Here's a, b, and c .
a)
volume of box = (length )( width )(height)
V = (25 - 2x)(20 - 2x)(x)
V = (500 - 90x + 4x2)(x)
V = 500x - 90x2 + 4x3
V = 4x3 - 90x2 + 500x
Since x is folded up from a side that is 20 inches long, x can't be larger than 10 inches. If x were 10 inches, it would fold 20 in half, and the width would be 0 . So... the domain is all real x | 0 ≤ x ≤ 10 .
b)
To find the side length of the squares (x) that yield a volume of 300 in3 ,
plug in 300 for V and solve for x .
300 = 4x3 - 90x2 + 500x
Here I used a graph to find the approximate solutions.

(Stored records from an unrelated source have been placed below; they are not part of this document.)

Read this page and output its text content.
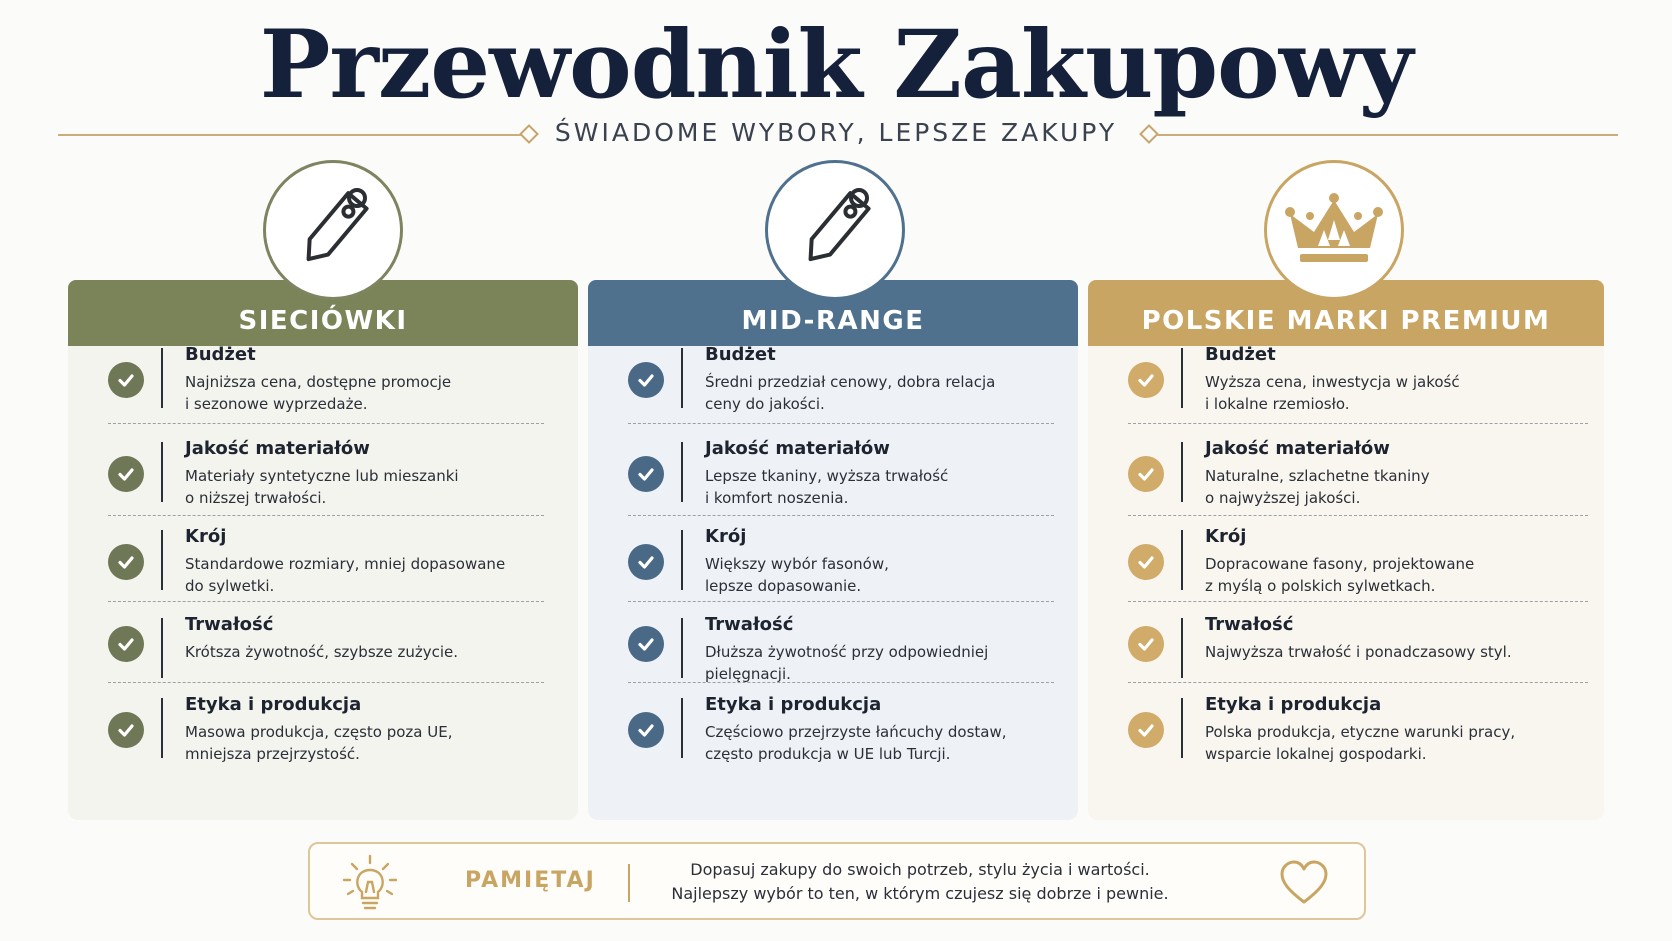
Przewodnik Zakupowy
ŚWIADOME WYBORY, LEPSZE ZAKUPY
SIECIÓWKI
Budżet
Najniższa cena, dostępne promocje
i sezonowe wyprzedaże.
Jakość materiałów
Materiały syntetyczne lub mieszanki
o niższej trwałości.
Krój
Standardowe rozmiary, mniej dopasowane
do sylwetki.
Trwałość
Krótsza żywotność, szybsze zużycie.
Etyka i produkcja
Masowa produkcja, często poza UE,
mniejsza przejrzystość.
MID-RANGE
Budżet
Średni przedział cenowy, dobra relacja
ceny do jakości.
Jakość materiałów
Lepsze tkaniny, wyższa trwałość
i komfort noszenia.
Krój
Większy wybór fasonów,
lepsze dopasowanie.
Trwałość
Dłuższa żywotność przy odpowiedniej
pielęgnacji.
Etyka i produkcja
Częściowo przejrzyste łańcuchy dostaw,
często produkcja w UE lub Turcji.
POLSKIE MARKI PREMIUM
Budżet
Wyższa cena, inwestycja w jakość
i lokalne rzemiosło.
Jakość materiałów
Naturalne, szlachetne tkaniny
o najwyższej jakości.
Krój
Dopracowane fasony, projektowane
z myślą o polskich sylwetkach.
Trwałość
Najwyższa trwałość i ponadczasowy styl.
Etyka i produkcja
Polska produkcja, etyczne warunki pracy,
wsparcie lokalnej gospodarki.
PAMIĘTAJ	Dopasuj zakupy do swoich potrzeb, stylu życia i wartości.
Najlepszy wybór to ten, w którym czujesz się dobrze i pewnie.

x ≈ 0.68 inches and x ≈ 7.93 inches are the only values in the domain.
So...the size of the corner squares can be....
≈ 0.68 by 0.68 or ≈ 7.93 by 7.93
c)
We can look at the graph again to see that the x values that cause a volume bigger than 300 are those between 0.68 and 7.93 , and those greater than 13.89 .
Since those greater than 13.89 are outside the domain, the x values that cause the volume to be bigger than 300 are...... 0.68 < x < 7.93 .
So....for instance, the size of the corner square could be 0.5" by 0.5", or 1" by 1", or 3" by 3".